It all started at an elite conference on national security in Halifax, Nova Scotia, immediately after the U.S. election. Republican Sen. John McCain of Arizona, one of the featured speakers, had traveled there with former State Department Assistant Secretary David Kramer, one of his top aides. Kramer was an unabashed Trump hater who publicly criticized Trump’s positions on the Ukraine and Russia.
At the conference, McCain and Kramer were approached by Sir Andrew Wood, a highly respected former U.K. Ambassador to Russia who was secretly affiliated with Orbis Business Intelligence, the firm founded by Dossier author Christopher Steele.
Wood told the Americans about the Steele dossier. Although he claimed that he had never seen it and that he did not have a copy, Sir Andrew knew an awful lot about the outlandish claims in the document. (Court records later showed that he worked with Steele and was fully aware of the dossier.) Woods purportedly told McCain that he was concerned that Trump might be vulnerable to blackmail.
What followed was a cloak and dagger strategy, worthy of James Bond, to get the Dossier to McCain.
Wood called Steele and asked him to arrange a meeting with Kramer. At the same time, Kramer called Glenn Simpson of Fusion GPS, the co-author of the Dossier. Soon a plan was hatched.
Several weeks later, Kramer flew to Heathrow. He was instructed to go to the Baggage Claim area and look for a man reading the Financial Times. Once he approached the man, they exchanged pre-arranged code words.
The man behind the newspaper was former MI6 British spy, Christopher Steele, the dossier co-author. Together, they traveled to Steele’s home, where they reviewed the Dossier and spoke to Simpson about sending it by encrypted email.
Simpson then delivered the document to Kramer, who gave it to McCain, who subsequently handed it to then-FBI Director James Comey.
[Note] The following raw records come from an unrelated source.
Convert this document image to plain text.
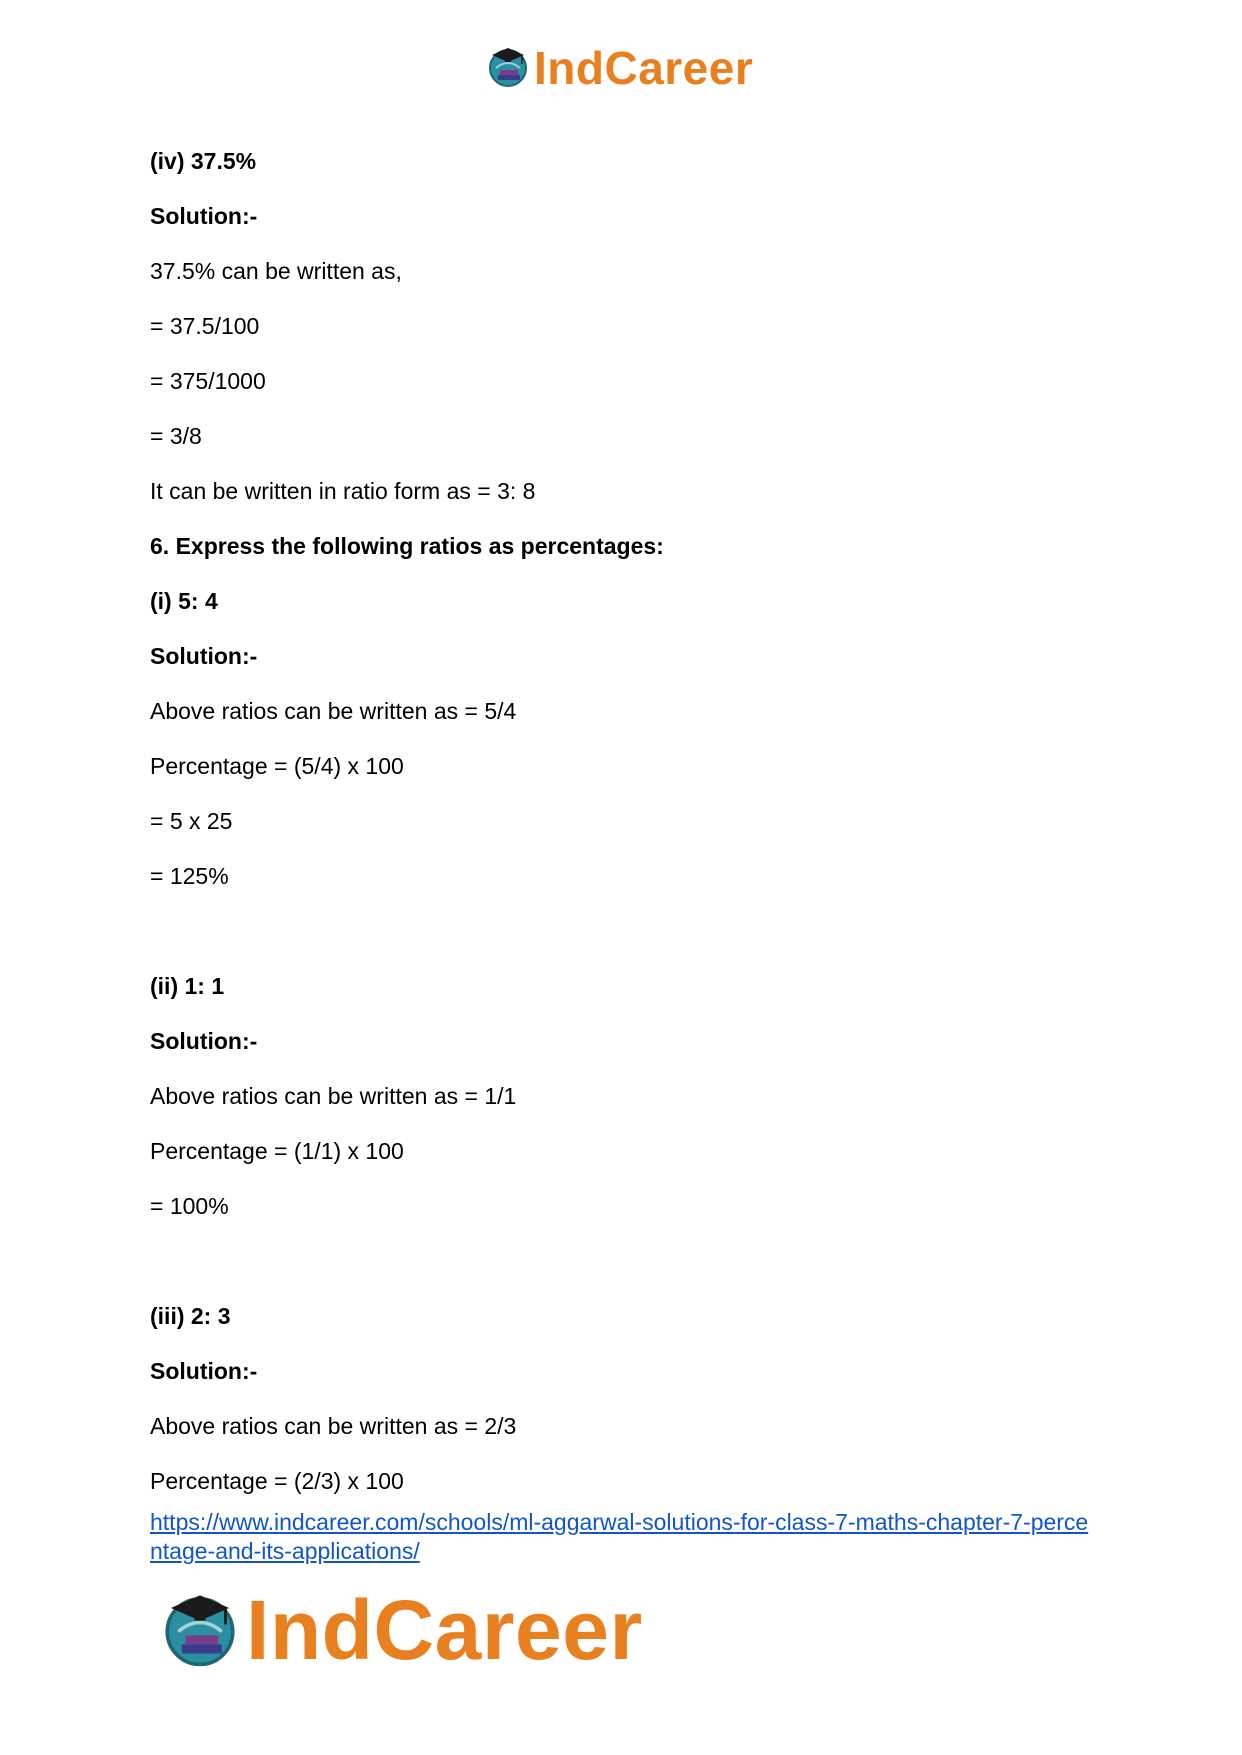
IndCareer
(iv) 37.5%
Solution:-
37.5% can be written as,
= 37.5/100
= 375/1000
= 3/8
It can be written in ratio form as = 3: 8
6. Express the following ratios as percentages:
(i) 5: 4
Solution:-
Above ratios can be written as = 5/4
Percentage = (5/4) x 100
= 5 x 25
= 125%
(ii) 1: 1
Solution:-
Above ratios can be written as = 1/1
Percentage = (1/1) x 100
= 100%
(iii) 2: 3
Solution:-
Above ratios can be written as = 2/3
Percentage = (2/3) x 100
https://www.indcareer.com/schools/ml-aggarwal-solutions-for-class-7-maths-chapter-7-percentage-and-its-applications/
IndCareer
While the Dossier was a total fabrication and lie, its lineage, as it passed from hand to hand, endowed it with a credibility it did not deserve. Steele, whose record as a spy in Russia and his subsequent work for the FBI in the international soccer scandal gave him credibility. Then it went to McCain, whose prestige further enhanced the seriously flawed document. Then Comey handed it to President Barack Obama, endowing it with further credentials. And, finally, as a document that had been shown to the president by the FBI, it was sufficiently rehabilitated to be published.
And that’s how the Dossier emerged into public view.
Before McCain agreed to play the middleman, the Dossier’s authors at Fusion GPS had been gnashing their teeth in frustration at their inability to get major media in the U.S. to cover their document. It was unverifiable and filled with flaws; no U.S. outlet would touch it.
The Dossier, for example, purported to chronicle a meeting that never happened between Trump lawyer Michael Cohen and top Russian intelligence officers in Prague. But Cohen has never been to Prague. It named two Russians as the hackers who invaded the Democratic Committee’s files. But one was in the prison in the Gulag serving a 40-year sentence for pedophilia with no access to a phone or computer. The other was a millionaire in Cypress with no connection to Russia. And, finally, it discussed how Trump had watched as two hookers peed on a bed in his Moscow hotel room. That also never happened.
Why did the Dossier authors choose McCain to do their dirty work?
Sir Andrew had cultivated a relationship with McCain and Kramer as they shared the podium at several anti-Russian and pro-Ukraine conferences. He was likely aware of the highly publicized feud between McCain and Trump, and realizing that, as a Republican, McCain could draw attention to the Dossier and invest it with credibility, he decided to broach the subject to McCain. The senator responded with alacrity and agreed to be the middleman in conveying the Dossier to Comey and thence to Obama.
Why would a Republican senator turn on a Republican president and pass information that was so wrong and misleading?
Trump and McCain had been feuding ever since candidate Trump demeaned the senator’s outstanding war record.
Shockingly, he put McCain down, saying, “He’s not a war hero. He was a war hero because he was captured. I like people who weren’t captured.” Disgusting as the put down was, it has kindled massive animosity between Trump and McCain.
Now, McCain got his revenge. Coming from a man — Trump — who had never served in the military, the comment was unforgivable. But, in politics, revenge is a dish best served cold, so McCain bided his time until he could get even. The assignment to bring the Dossier into public view offered an ideal opportunity.
Even though the Dossier has been exposed as a total lie, it led to the appointment of Robert Mueller as special prosecutor and has haunted the Trump White House ever since.
John McCain got his revenge. Now Comey had a legitimate excuse to seriously consider the dossier and to pass it to Obama, congressional leaders, and possibly the media.
That’s how the whole Russian collusion investigation started.
NOTE: John McCain has denied leaking the Dossier to the press. David Kramer quietly left his position at the McCain Foundation and has asked a federal court to seal his testimony. MY OPINION: It was likely Kramer who leaked the dossier.